Kremlin blasts Baltic States over "massive human rights violations"

  • 2015-11-12
  • BNS/TBT-STAFF/VILNIUS

Thursday November 12, 2015, saw Sergei Naryshkin, the Speaker of Russian State Duma’s lower house lash out at the Baltic States over what he described as “massive human rights violations" towards their Russian-speaking populations.

He focused specifically on the status of Russian-speakers as stateless residents in Latvia and Estonia.

According to the Interfax news agency, Naryshkin said the unwillingness on behalf of European MEPs to notice massive human rights violations in the Baltic countries had become a dangerous trend.

"There is no doubt we are concerned about the growing number of such cases, which have become a harmful and dangerous tradition,” said Naryshkin. “For example, the accommodation of neo-Nazi movements and the shameful unwillingness to pay attention to massive human rights violations in the Baltic republics.

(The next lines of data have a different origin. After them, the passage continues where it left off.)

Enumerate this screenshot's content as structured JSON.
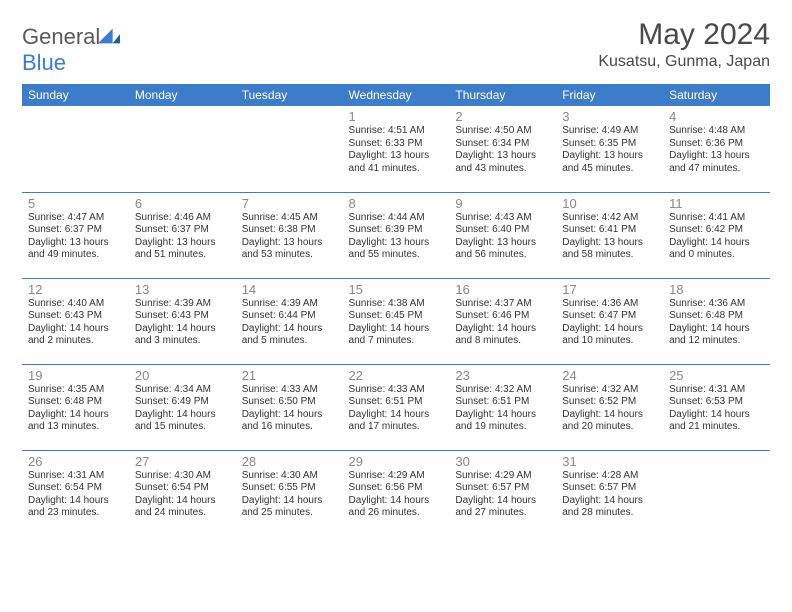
{
  "brand": {
    "part1": "General",
    "part2": "Blue"
  },
  "title": "May 2024",
  "location": "Kusatsu, Gunma, Japan",
  "colors": {
    "header_bg": "#3d7cc9",
    "header_text": "#ffffff",
    "border": "#3d7cc9",
    "daynum": "#888888",
    "body_text": "#333333",
    "title_text": "#4a4a4a"
  },
  "weekdays": [
    "Sunday",
    "Monday",
    "Tuesday",
    "Wednesday",
    "Thursday",
    "Friday",
    "Saturday"
  ],
  "weeks": [
    [
      null,
      null,
      null,
      {
        "n": "1",
        "sr": "4:51 AM",
        "ss": "6:33 PM",
        "dl": "13 hours and 41 minutes."
      },
      {
        "n": "2",
        "sr": "4:50 AM",
        "ss": "6:34 PM",
        "dl": "13 hours and 43 minutes."
      },
      {
        "n": "3",
        "sr": "4:49 AM",
        "ss": "6:35 PM",
        "dl": "13 hours and 45 minutes."
      },
      {
        "n": "4",
        "sr": "4:48 AM",
        "ss": "6:36 PM",
        "dl": "13 hours and 47 minutes."
      }
    ],
    [
      {
        "n": "5",
        "sr": "4:47 AM",
        "ss": "6:37 PM",
        "dl": "13 hours and 49 minutes."
      },
      {
        "n": "6",
        "sr": "4:46 AM",
        "ss": "6:37 PM",
        "dl": "13 hours and 51 minutes."
      },
      {
        "n": "7",
        "sr": "4:45 AM",
        "ss": "6:38 PM",
        "dl": "13 hours and 53 minutes."
      },
      {
        "n": "8",
        "sr": "4:44 AM",
        "ss": "6:39 PM",
        "dl": "13 hours and 55 minutes."
      },
      {
        "n": "9",
        "sr": "4:43 AM",
        "ss": "6:40 PM",
        "dl": "13 hours and 56 minutes."
      },
      {
        "n": "10",
        "sr": "4:42 AM",
        "ss": "6:41 PM",
        "dl": "13 hours and 58 minutes."
      },
      {
        "n": "11",
        "sr": "4:41 AM",
        "ss": "6:42 PM",
        "dl": "14 hours and 0 minutes."
      }
    ],
    [
      {
        "n": "12",
        "sr": "4:40 AM",
        "ss": "6:43 PM",
        "dl": "14 hours and 2 minutes."
      },
      {
        "n": "13",
        "sr": "4:39 AM",
        "ss": "6:43 PM",
        "dl": "14 hours and 3 minutes."
      },
      {
        "n": "14",
        "sr": "4:39 AM",
        "ss": "6:44 PM",
        "dl": "14 hours and 5 minutes."
      },
      {
        "n": "15",
        "sr": "4:38 AM",
        "ss": "6:45 PM",
        "dl": "14 hours and 7 minutes."
      },
      {
        "n": "16",
        "sr": "4:37 AM",
        "ss": "6:46 PM",
        "dl": "14 hours and 8 minutes."
      },
      {
        "n": "17",
        "sr": "4:36 AM",
        "ss": "6:47 PM",
        "dl": "14 hours and 10 minutes."
      },
      {
        "n": "18",
        "sr": "4:36 AM",
        "ss": "6:48 PM",
        "dl": "14 hours and 12 minutes."
      }
    ],
    [
      {
        "n": "19",
        "sr": "4:35 AM",
        "ss": "6:48 PM",
        "dl": "14 hours and 13 minutes."
      },
      {
        "n": "20",
        "sr": "4:34 AM",
        "ss": "6:49 PM",
        "dl": "14 hours and 15 minutes."
      },
      {
        "n": "21",
        "sr": "4:33 AM",
        "ss": "6:50 PM",
        "dl": "14 hours and 16 minutes."
      },
      {
        "n": "22",
        "sr": "4:33 AM",
        "ss": "6:51 PM",
        "dl": "14 hours and 17 minutes."
      },
      {
        "n": "23",
        "sr": "4:32 AM",
        "ss": "6:51 PM",
        "dl": "14 hours and 19 minutes."
      },
      {
        "n": "24",
        "sr": "4:32 AM",
        "ss": "6:52 PM",
        "dl": "14 hours and 20 minutes."
      },
      {
        "n": "25",
        "sr": "4:31 AM",
        "ss": "6:53 PM",
        "dl": "14 hours and 21 minutes."
      }
    ],
    [
      {
        "n": "26",
        "sr": "4:31 AM",
        "ss": "6:54 PM",
        "dl": "14 hours and 23 minutes."
      },
      {
        "n": "27",
        "sr": "4:30 AM",
        "ss": "6:54 PM",
        "dl": "14 hours and 24 minutes."
      },
      {
        "n": "28",
        "sr": "4:30 AM",
        "ss": "6:55 PM",
        "dl": "14 hours and 25 minutes."
      },
      {
        "n": "29",
        "sr": "4:29 AM",
        "ss": "6:56 PM",
        "dl": "14 hours and 26 minutes."
      },
      {
        "n": "30",
        "sr": "4:29 AM",
        "ss": "6:57 PM",
        "dl": "14 hours and 27 minutes."
      },
      {
        "n": "31",
        "sr": "4:28 AM",
        "ss": "6:57 PM",
        "dl": "14 hours and 28 minutes."
      },
      null
    ]
  ],
  "labels": {
    "sunrise": "Sunrise:",
    "sunset": "Sunset:",
    "daylight": "Daylight:"
  }
}
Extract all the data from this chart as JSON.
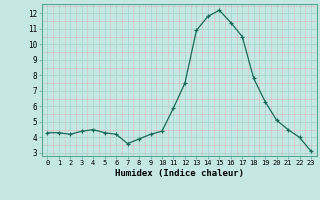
{
  "x": [
    0,
    1,
    2,
    3,
    4,
    5,
    6,
    7,
    8,
    9,
    10,
    11,
    12,
    13,
    14,
    15,
    16,
    17,
    18,
    19,
    20,
    21,
    22,
    23
  ],
  "y": [
    4.3,
    4.3,
    4.2,
    4.4,
    4.5,
    4.3,
    4.2,
    3.6,
    3.9,
    4.2,
    4.4,
    5.9,
    7.5,
    10.9,
    11.8,
    12.2,
    11.4,
    10.5,
    7.8,
    6.3,
    5.1,
    4.5,
    4.0,
    3.1
  ],
  "line_color": "#1a6b5a",
  "marker": "+",
  "marker_size": 3,
  "bg_color": "#c5e8e5",
  "minor_grid_color": "#dbb8b8",
  "major_grid_color": "#a8d4d0",
  "xlabel": "Humidex (Indice chaleur)",
  "ylim": [
    2.8,
    12.6
  ],
  "xlim": [
    -0.5,
    23.5
  ],
  "yticks": [
    3,
    4,
    5,
    6,
    7,
    8,
    9,
    10,
    11,
    12
  ],
  "xticks": [
    0,
    1,
    2,
    3,
    4,
    5,
    6,
    7,
    8,
    9,
    10,
    11,
    12,
    13,
    14,
    15,
    16,
    17,
    18,
    19,
    20,
    21,
    22,
    23
  ]
}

"The notorious and odious non-citizenship institution applied to hundreds of thousands of people in Latvia and Estonia belongs to the same category.”

Naryshkin’s comments came at a meeting entitled "20 Years in the Council of Europe - Lessons and Prospects."

According to Naryshkin, this approach undermines the fundamental values and principles of the Council of Europe.

The Russian Federation joined the Council of Europe in 1995. 

”Back then Russia did not see the Council of Europe as a certain entrance hall of the European Union, although we can feel that some of our political opponents would probably agree to such a humiliating position of the Council of Europe," he said.

“At the same time, Russia has no right to isolate itself or to wait until the problems vanish by themselves.

"Quite the opposite, we should build new routes of cooperation and interaction with the Council of Europe and energetically use European legal and judicial instruments to protect the interests and rights of our citizens and our compatriots living in European countries."